What is it all you billionaires want so that we can have our jobs back? Maybe you could give yourself and your family a $50K do-nothing-job for twenty years and give 950 other people their jobs, ( rated at $1 billion parcels )
Heck, Bill Gates and Warren Buffet alone could put 100,000 people to work for twenty years @ $50K a year and still have enough to live like royalty! (‘Course folks won’t be coming to your mosquitoe party, then, eh?)

Well, moxnix.
I just wanted to better understand a few things. I guess I already knew part of it.
Some folks are wanting to build the new future and some folks are too greedy to believe. So, according to comparative thinking here, my guess is, if the rich guys are crying wolf, maybe we should just leave them be. We’ll get on with the work without them, eh?

(I’m not being too harsh, am I?
I wouldn’t want folks to think I’m just an old crumudgeon, when what I really want is a bright new future, just like everybody else.)


February 4, 2009

I’m thinking that right about now, the best non-partisanship that could be followed would be to listen to neither side at all.
Whining pox upon us all, the Republicants want to give money hand over fist to big business, and so do the Dumbocrats!
Only difference being that one side wants to give the money to people and let them buy from big business while the other side wants to pay big business to keep on doing the same thing.

How about this….don’t bail-out the horse and buggy companies that have known for decades that this day would arrive yet did nothing to improve anything.
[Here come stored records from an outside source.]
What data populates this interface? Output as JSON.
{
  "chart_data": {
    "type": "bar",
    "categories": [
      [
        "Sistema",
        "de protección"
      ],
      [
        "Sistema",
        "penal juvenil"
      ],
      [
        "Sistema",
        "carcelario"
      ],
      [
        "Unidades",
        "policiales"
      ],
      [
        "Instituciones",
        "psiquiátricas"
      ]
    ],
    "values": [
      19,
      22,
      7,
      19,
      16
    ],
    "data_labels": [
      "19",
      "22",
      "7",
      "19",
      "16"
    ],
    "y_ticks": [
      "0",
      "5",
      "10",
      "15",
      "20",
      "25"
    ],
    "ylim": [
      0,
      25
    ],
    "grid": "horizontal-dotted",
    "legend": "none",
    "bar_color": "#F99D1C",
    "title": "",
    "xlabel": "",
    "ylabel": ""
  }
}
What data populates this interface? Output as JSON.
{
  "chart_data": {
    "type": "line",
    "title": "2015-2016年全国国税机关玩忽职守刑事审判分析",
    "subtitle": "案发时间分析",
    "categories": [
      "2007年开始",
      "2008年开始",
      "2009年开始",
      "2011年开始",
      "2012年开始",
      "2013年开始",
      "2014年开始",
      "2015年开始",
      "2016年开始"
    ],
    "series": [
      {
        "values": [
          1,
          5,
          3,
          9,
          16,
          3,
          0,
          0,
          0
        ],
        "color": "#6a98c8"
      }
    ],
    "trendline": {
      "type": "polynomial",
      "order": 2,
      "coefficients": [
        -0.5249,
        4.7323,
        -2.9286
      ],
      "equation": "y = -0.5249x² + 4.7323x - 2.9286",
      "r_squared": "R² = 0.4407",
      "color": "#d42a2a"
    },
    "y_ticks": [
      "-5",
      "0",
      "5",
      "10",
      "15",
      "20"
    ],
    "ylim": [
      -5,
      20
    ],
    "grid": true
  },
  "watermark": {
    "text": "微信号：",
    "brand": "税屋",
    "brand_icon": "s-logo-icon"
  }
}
Only now, after the threats from the government are two of the manufacturers actually presenting electric vehicles, and one of them already had a successful prototype on the market but took it away from customers some years back.
How about giving money to folks who want to improve our position worldwide by providing transportation WORTH buying instead of sucking hind teat behind Europe and Asia.
Or here’s a quickie…put in some extra lanes for non-internal combustion traffic. Of course I realize that occassionally, the non-interanal combustion machines may go faster than the dinosaurs, and without gas yet, but, that’s the idea, isn’t it?
SOMEBODY has to build the new stuff!
How about less oppressive federal laws stopping new industries? Carbon fiber exteriors are far stronger than most metal exteriors, and about a fraction of the weight.
This means that a truck that gets 18-23 MPG if the exterior was replaced with the carbon fiber could be getting closer to 50-55 MPG.

With other modifications, this could be stretched up to 70 MPG.
Or the idea that seatbelt laws saving any lives is a ludicris account. Fact is, several folks have died not only while wearing seatbelts, but also because of wearing seatbelts. Still, it is a federal mandate.
Marijuana laws also have no basis in logic. 95 million adults partake in some form of marijuana use every month. Not so oddly enough, most would be glad to pay a small tax, without a single word of dissent, to be able to partake in it.
Say $50 every three months. Growers would have to pay their own tax, to grow and/or  sell the product and, of course, the normal sales tax all businesses are required to pay. I’m also suggesting to NOT import the product. It isn’t needed, and all the extra police equipment and dogs could be concentrated into importing zones.
This would create thousands of jobs right away. Following that would be hemp cloth industries start up, canvas that is both strong and soft. Whole new industries, new farms, a flood of new taxes for the venture into the future instead of borrowing from our children’s children.

Yes, there is a long way to go, and with the government trying its best to do business as usual, it’s not getting any shorter.